On the last step of the staircase she said, “Yes. I know.”

CHAPTER TWENTY-NINE

A
ll that summer Elisabeth gave herself to the garden. Dexters as a house was now perfect. Its terrace had been built to sit out and eat on in warm weather. The warmth of autumn and winter was beginning to be talked about, and the fact that there was no need now to escape to winters abroad. Filth sat for hours watching Elisabeth toil.

“I sit here and bask,” he said, “I am shameless. But she won’t let me anywhere near, you know. If I pull out a weed she screams and says she’d been keeping it for the Chelsea Flower Show. All I do is wash up and pour out drinks. Oh, and I can occasionally hold a hosepipe.”

Filth’s last Case, the dam at The Hague, had groaned its way to a close. The judging was over and done, and the terrace was now his stage. He worked at
Hudson on Building Contracts
, sat reading long and hard, mostly biographies of heroes of empire, and bird books.
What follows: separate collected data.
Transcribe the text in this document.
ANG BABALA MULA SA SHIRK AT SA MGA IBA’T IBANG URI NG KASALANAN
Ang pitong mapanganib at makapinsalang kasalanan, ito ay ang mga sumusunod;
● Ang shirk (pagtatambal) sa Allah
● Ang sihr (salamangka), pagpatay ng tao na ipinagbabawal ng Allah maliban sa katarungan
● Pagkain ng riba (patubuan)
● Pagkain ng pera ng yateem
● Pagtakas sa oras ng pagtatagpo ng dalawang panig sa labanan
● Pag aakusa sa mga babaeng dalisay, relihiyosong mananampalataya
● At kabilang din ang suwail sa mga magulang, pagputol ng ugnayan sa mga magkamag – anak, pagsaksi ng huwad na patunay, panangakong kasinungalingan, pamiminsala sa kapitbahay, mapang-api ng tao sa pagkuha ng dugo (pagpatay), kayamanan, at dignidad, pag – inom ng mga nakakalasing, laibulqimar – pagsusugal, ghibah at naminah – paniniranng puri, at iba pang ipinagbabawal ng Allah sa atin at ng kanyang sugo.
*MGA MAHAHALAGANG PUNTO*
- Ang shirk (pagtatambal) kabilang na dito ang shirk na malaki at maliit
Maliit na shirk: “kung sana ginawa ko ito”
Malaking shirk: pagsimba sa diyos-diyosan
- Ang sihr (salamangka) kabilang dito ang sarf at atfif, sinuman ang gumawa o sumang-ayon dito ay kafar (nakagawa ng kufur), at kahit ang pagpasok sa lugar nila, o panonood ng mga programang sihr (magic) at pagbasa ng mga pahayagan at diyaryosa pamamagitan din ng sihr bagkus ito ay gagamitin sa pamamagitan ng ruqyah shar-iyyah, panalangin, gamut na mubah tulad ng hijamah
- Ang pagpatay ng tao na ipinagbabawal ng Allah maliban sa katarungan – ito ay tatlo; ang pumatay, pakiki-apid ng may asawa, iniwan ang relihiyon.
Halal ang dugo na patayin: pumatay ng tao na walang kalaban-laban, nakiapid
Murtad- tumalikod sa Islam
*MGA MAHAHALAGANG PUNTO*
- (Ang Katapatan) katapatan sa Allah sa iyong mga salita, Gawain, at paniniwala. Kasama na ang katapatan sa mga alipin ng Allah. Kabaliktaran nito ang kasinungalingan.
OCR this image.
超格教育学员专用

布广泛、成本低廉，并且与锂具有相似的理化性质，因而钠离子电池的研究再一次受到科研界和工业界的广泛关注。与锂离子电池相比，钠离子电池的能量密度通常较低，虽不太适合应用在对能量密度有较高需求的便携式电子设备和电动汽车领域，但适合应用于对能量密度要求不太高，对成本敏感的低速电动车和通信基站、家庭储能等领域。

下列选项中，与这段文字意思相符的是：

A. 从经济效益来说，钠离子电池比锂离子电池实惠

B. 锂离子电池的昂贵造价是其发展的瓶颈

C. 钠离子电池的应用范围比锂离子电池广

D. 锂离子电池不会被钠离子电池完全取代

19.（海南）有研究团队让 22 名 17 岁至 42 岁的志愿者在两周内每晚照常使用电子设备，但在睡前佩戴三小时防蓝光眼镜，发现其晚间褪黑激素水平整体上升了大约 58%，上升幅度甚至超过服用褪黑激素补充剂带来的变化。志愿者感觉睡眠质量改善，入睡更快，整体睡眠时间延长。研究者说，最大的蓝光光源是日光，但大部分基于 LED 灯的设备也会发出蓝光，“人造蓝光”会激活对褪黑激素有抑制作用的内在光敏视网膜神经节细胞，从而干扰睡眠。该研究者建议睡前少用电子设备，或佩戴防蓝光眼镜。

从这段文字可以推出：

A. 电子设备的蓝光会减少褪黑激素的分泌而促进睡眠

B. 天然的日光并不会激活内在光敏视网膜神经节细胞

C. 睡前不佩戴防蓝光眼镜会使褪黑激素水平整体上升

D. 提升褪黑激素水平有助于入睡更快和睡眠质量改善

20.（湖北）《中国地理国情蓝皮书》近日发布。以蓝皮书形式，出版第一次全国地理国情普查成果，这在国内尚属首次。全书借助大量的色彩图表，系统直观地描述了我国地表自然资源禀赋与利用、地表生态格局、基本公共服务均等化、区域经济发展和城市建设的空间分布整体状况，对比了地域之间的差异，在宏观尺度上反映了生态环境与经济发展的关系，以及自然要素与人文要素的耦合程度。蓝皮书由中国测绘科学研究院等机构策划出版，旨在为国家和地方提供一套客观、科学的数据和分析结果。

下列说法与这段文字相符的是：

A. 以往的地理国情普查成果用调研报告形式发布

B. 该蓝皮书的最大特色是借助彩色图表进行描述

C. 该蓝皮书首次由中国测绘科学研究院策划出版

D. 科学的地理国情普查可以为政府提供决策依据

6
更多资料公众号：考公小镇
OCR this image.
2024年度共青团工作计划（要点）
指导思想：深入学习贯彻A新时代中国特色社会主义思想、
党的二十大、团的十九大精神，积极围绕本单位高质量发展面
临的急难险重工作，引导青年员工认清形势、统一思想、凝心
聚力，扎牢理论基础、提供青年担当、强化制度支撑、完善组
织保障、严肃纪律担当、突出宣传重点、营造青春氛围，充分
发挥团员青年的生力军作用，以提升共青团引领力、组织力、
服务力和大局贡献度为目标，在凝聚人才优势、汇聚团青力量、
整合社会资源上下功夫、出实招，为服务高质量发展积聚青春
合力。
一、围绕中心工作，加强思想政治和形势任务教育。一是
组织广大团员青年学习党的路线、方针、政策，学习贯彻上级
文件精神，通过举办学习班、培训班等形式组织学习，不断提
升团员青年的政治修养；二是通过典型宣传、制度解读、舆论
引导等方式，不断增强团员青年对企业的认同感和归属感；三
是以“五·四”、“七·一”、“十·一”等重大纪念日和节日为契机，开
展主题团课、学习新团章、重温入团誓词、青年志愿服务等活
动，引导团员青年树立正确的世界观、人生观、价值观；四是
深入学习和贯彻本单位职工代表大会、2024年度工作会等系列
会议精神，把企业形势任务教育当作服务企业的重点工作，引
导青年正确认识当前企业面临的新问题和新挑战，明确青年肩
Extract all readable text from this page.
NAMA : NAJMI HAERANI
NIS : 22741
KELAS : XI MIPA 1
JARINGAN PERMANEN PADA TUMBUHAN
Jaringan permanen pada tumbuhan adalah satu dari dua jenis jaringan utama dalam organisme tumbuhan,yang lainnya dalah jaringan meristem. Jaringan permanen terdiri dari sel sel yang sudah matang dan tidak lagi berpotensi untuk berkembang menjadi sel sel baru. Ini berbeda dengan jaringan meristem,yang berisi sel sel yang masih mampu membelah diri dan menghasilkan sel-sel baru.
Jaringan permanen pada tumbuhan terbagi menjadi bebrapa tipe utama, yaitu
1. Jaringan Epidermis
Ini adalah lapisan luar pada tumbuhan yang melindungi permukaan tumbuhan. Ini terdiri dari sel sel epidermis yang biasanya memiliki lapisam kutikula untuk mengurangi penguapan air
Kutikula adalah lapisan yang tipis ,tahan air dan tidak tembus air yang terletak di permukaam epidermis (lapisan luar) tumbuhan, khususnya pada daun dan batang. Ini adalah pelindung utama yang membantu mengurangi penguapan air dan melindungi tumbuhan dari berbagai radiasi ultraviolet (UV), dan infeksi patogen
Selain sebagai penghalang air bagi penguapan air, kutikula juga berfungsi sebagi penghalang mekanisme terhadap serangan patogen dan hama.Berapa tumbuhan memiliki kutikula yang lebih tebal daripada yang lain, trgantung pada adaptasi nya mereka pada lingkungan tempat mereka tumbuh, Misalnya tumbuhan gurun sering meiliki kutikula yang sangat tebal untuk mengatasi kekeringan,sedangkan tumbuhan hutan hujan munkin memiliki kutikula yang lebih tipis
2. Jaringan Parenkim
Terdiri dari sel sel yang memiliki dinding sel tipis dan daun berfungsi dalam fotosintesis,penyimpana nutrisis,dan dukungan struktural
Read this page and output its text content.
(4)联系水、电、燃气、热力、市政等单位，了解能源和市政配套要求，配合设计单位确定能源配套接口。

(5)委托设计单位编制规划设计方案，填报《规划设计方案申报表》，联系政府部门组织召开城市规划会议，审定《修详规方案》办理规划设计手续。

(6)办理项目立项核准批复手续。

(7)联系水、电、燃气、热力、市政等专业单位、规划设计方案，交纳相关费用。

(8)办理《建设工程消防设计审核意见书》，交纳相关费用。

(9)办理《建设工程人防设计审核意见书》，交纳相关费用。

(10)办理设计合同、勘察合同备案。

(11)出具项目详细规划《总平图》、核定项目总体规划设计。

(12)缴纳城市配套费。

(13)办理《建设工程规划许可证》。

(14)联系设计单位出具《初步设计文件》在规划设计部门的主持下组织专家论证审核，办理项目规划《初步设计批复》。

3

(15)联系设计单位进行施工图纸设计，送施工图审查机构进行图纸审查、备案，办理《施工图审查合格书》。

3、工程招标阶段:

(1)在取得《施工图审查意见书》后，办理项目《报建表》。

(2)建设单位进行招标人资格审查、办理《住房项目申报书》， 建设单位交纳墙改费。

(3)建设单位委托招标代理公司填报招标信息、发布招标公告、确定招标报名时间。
He kept binoculars at his elbow though he seldom picked them up. Each morning he read the
Daily Telegraph
wondering which political party he belonged to and hating them all. He wished Betty would discuss it with him. Or anything with him. In the evenings she sat yawning over seed catalogues and he often had to wake her up to go to bed. On Fridays they drove in to Salisbury to the supermarket and ate a modest lunch at the hotel. Every second month a crate of wine was delivered to Dexters by Berry Brothers of St. James’s. On Sundays at half past ten was church. They never missed and never discussed why. “We are hedonists,” he told friends. “The last of our kind. No chores. We are rich, idle, boring expatriates and fewer and fewer people come to see us. Have a glass of Chablis.”

The year passed. The Handover took place in Hong Kong and they watched every minute of it on television. They discussed the Governor and his three beautiful daughters as if they were their own family, and when the daughters were seen to weep, Betty and Filth wept too. They watched the Union Jack come down for the last time.